Patricia Shone
Patricia Shone was born in Scotland but grew up in South Devon where she met clay at school. After studying ceramics in London, finances and a love of food led her into working as a chef both there and in Italy. Eventually the cooking took her to Skye where she returned to potting and where she has remained for twenty years.
“My work is informed by the powerful landscape around me on the Isle of Skye. It develops in response to the feeling of connection with its inhabitants and their passage across the land. By walking the paths of predecessors I contribute to the formation of the paths at the same time as obliterating previous footsteps; as an incomer to this community I absorb and am changed by its culture whilst altering it by my presence here. The nuances of contradiction in the human experience of life are very visible here, but the community survives, just as the surfaces of the land are eroded but the substance of it remains constant and immutable.

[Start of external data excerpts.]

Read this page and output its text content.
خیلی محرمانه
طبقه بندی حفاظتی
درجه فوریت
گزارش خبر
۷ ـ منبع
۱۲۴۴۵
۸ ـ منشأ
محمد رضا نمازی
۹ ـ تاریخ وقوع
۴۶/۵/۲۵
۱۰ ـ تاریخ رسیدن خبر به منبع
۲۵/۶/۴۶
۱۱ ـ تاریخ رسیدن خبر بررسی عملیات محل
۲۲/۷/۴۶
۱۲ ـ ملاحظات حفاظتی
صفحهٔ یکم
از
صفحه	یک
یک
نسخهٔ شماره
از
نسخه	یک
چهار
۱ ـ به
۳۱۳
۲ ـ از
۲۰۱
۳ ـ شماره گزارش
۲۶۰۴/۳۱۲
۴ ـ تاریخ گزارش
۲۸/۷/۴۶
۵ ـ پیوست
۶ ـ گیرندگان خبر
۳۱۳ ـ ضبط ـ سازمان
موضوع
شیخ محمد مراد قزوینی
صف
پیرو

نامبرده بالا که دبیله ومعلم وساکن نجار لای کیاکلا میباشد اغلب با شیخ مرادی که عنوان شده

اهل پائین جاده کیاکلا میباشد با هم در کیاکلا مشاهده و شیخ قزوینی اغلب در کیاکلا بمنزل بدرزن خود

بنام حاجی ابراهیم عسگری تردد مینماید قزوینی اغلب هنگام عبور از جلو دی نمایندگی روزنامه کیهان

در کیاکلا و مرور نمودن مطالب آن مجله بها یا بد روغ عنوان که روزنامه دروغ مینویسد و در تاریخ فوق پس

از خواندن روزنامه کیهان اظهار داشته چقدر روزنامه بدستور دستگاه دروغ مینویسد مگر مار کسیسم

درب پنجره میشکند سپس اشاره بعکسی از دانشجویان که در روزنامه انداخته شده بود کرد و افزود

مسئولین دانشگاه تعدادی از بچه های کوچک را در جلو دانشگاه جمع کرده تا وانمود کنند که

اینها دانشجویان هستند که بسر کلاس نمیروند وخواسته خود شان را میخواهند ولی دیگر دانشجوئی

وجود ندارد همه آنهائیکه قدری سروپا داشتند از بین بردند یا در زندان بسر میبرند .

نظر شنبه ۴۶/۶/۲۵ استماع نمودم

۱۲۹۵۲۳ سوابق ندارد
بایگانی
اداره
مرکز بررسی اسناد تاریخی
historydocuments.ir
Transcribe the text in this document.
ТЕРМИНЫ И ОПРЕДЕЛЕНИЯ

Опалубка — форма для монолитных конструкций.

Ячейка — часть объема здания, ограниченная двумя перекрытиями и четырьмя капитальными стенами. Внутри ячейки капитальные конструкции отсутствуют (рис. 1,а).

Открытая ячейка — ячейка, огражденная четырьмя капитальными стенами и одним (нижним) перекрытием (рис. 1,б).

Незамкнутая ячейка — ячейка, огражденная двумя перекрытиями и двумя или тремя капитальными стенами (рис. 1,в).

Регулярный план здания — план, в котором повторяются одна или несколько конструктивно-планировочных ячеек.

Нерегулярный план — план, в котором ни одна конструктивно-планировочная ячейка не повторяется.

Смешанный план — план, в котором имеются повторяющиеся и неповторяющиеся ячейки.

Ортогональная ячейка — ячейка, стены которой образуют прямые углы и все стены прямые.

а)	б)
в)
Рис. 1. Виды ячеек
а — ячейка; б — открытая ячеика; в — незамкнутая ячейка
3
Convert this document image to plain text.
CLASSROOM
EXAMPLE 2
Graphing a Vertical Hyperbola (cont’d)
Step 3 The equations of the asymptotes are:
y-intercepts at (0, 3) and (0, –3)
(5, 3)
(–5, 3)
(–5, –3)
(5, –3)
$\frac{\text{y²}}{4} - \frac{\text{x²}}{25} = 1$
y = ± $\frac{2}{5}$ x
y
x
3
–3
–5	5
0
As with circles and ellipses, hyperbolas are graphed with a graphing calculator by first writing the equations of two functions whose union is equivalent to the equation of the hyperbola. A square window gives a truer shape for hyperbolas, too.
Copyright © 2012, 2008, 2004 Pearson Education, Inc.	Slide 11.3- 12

I make mostly functional forms, boxes, bowls, jars, rather than direct representation of the landscape, because they are innately human vessels; they represent the human condition of surface and content.
The natural textures produced by clay reflect the formation and erosion in the geology of the land. The techniques I use to make my pots encourage the development of these textures on the surface of a tight and formal vessel.
It has taken many years for me to begin to understand this path in my work, and that our scars from living can be seen mirrored in the scars on the land.”
Patricia uses techniques in her clay work which reflect these processes. The pieces are hand formed by texturing and stretching. Sometimes by throwing, sometimes carving from solid lumps. The muted colours are achieved with oxides, slips and glazes but most of all by the firing processes and different clay bodies.
“I want the natural forms, colours and textures of the work to engage the viewer with a landscape beyond daily experience. As we advance, technologically, the surfaces we touch become increasingly synthetic and machine finished. I feel that what challenges us now is the reality of nature – wild, uncomfortable, dirty, unpackaged, visceral experience.”